The assessee also argued that the economic interest should be assessed based on substantive commercial engagement rather than passive investments. Most of the assessee’s investments in India were made in prior years when he was a resident of India. Investments made in India prior to the appellant’s migration to Singapore do not have any bearing on his centre of economic interest as such. Thus the investments made in India are not by any means an indicator of the centre of economic relations since there was a regulatory restrictions on repatriation of funds outside India for the purposes of overseas investments. The assessee also submitted that majority of the investments made in India by the assessee are passive portfolio investments. The assessee submitted that total amount of investment made in India as on 31st of March 2020 is Rs.73,792 lakhs out of which Rs.60,035 lakhs was invested in earlier years while the assessee was a resident of India. With respect to the investment made in non-Indian assets, it was submitted that as on 31st of March 2020,investment made outside India is Rs.87,789 lakhs, out of which Rs.86,846 lakhs was invested post-migration to Singapore. This clearly indicates that the economic interest of the assessee shifted to Singapore during financial year 2019 – 20.

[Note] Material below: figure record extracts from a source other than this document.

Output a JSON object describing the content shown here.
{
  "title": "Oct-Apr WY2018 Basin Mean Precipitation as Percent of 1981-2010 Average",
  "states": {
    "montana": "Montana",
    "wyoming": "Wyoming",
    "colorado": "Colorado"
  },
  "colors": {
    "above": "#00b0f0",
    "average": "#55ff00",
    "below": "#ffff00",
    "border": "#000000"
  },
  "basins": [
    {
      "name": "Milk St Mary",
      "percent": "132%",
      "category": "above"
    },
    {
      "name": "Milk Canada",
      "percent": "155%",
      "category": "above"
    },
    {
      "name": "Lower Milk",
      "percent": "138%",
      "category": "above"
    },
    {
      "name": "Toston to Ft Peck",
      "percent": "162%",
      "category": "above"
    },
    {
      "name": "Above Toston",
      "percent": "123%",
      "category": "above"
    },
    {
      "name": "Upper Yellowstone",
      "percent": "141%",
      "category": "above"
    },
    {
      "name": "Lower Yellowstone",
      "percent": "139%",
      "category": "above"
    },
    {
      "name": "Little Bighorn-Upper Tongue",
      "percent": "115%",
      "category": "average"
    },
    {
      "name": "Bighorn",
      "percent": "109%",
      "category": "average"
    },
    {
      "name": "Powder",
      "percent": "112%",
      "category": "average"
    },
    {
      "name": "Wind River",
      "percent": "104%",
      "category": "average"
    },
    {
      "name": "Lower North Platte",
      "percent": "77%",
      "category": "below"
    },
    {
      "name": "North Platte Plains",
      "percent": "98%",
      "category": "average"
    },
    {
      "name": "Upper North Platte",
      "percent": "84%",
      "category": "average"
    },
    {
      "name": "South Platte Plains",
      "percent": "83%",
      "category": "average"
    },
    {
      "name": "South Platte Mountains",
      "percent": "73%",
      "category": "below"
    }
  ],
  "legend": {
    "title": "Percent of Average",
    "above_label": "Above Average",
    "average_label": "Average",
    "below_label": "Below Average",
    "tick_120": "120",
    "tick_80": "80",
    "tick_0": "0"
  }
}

Tribunal also rejected argument on tie breaker rule for the reason that the assessee has more economic interest in India as he owns immovable properties in India of approximately Rs. 40 crores, bank account holding of Rs. 7.29 crores, shares and securities of Rs.65,967 lakhs, and the loans and advances of Rs.30crores. The total investment outside India is Rs.87,789 lakhs out of which most of the investments are made by the assessee outside India during financial year 2019 -20. The Tribunal finds that the test is to examine the residential status of the assessee for the assessment year, therefore it is material that such centre of vital interest remains throughout the assessment year and not at the end of the assessment year only. This is also for the reason that all the test envisaged under Article 4(2) refers to for the situation of the whole year. Therefore Tribunal rejected the argument of the assessee that centre of vital interest must be seen after the assessee shifted to Singapore.

Thus, If the individual has a permanent home in both the contracting States, the issue of examining his centre of vital interest arises meaning thereby that it is to be ascertained with which of the two states his personal and economic relations are closer. One must have a regard to his family and social relationships, his occupation, his political, cultural or other activities, his place of business and the place from which headministers his property. In the present circumstances, the assessee has made investment only after he has shifted to Singapore. Still his major investment, his house properties are situated in India. Assessee does not own any immovable property outside India. Therefore, looking at his major economic interest, it is apparent that it is more closer in India than Singapore or anywhere else.

Tribunal holds that according to the Tiebreaker test also the assessee is a resident of India.

Concluding Remarks

This Tribunal has interpreted ‘residential status’ in context to provisions of Explanation1(b) to Sec. 6(1)(c) of the Act and also under the Tie breaker Rule provided under the DTAA. So a non-resident can take the benefit of extended days of stay of 182 days instead of 60 days, as provided in Explanation 1(b) to Sec.6(1)(c) of the Act in the year of leaving India for employment outside India. Thereafter, in subsequent years, he can not take the benefit of extended period of stay of 182 days in India.